Abstract

We analyze the relationship between energy consumption and topology in wireless microsensor networks. Energy consumption is the total energy required for a message to be delivered to a destination microsensor from a source microsensor. We first consider the factors in energy consumption - radio propagation models, the topology of microsensors, the probability of connectivity between microsensors and etc. The radio propagation model tells us how much energy the environment of message propagation requires, and the topology is the logical configuration among microsensors. We analyze the energy consumption from two different aspects: the propagation model and the topology. A propagation model may consume more energy than that of another model at the same topology, or, different topologies may require different amounts of energy in the same propagation model.
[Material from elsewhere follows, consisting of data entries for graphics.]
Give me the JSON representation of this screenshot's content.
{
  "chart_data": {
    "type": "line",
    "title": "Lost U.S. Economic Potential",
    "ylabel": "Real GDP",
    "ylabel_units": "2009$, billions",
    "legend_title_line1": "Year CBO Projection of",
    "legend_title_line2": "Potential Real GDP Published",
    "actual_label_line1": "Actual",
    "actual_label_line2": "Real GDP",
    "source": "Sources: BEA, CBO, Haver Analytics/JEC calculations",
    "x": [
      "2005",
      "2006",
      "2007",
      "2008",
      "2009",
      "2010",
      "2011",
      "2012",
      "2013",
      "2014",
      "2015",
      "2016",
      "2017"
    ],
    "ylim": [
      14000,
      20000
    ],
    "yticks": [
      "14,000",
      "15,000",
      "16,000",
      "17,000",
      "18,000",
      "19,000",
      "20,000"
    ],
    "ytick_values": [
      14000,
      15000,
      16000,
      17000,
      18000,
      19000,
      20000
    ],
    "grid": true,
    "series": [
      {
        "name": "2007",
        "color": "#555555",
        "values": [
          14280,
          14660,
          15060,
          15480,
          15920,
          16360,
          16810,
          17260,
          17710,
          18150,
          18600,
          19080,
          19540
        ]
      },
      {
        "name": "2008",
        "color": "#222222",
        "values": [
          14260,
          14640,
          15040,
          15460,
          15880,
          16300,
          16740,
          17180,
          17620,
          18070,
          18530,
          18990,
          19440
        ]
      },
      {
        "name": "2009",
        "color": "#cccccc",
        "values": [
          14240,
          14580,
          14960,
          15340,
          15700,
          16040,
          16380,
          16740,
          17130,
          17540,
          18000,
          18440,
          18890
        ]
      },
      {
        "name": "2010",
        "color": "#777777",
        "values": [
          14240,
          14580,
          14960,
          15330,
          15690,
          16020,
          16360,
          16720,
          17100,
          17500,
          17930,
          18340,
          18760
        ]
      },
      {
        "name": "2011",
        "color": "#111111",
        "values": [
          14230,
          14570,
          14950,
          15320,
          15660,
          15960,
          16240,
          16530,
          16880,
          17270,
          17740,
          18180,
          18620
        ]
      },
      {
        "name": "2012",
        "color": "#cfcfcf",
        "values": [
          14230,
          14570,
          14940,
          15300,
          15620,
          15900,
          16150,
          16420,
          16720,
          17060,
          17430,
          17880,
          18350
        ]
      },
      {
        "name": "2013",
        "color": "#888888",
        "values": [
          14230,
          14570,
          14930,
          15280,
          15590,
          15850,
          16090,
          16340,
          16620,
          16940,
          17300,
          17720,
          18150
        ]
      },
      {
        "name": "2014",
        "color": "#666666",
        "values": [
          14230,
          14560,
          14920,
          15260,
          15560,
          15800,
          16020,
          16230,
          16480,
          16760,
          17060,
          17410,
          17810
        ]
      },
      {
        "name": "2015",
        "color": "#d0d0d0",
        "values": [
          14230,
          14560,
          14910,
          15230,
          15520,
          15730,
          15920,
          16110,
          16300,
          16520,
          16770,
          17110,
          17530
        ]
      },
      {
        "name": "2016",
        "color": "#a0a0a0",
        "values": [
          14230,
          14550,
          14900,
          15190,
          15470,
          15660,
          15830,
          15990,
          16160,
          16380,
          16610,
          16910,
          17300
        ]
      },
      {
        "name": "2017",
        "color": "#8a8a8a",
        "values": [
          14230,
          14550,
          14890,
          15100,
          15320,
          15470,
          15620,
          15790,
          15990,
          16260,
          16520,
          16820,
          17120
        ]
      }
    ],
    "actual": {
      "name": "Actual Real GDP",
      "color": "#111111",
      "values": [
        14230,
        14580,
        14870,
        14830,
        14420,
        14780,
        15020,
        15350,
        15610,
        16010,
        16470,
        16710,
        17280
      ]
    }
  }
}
The result of analysis shows that the consumed energy is in proportion to the number of neighbors, i.e. when the topology has fewer neighboring microsensors, it consumes less energy even though it must experience more hops to the destination. We also prove that the same result can be applied to any of the radio propagation models - such as free space propagation, urban area, obstructed in building, and etc. From the two analyses in the propagation model and topology, we can conclude that when a message goes to the destination of multihop, the topology with fewer neighboring microsensors consumes less energy than that of more neighbors. We also perform a simple analysis on the connectivity among microsensors as one of the energy consumption factors. Microsensors are prone to be disconnected by microsensor failures, temporary broken links, going into sleep mode, and etc. The disconnection requires an alternative path to the destination and (or) retransmission of the same message to the next microssensor, which consumes additional energy.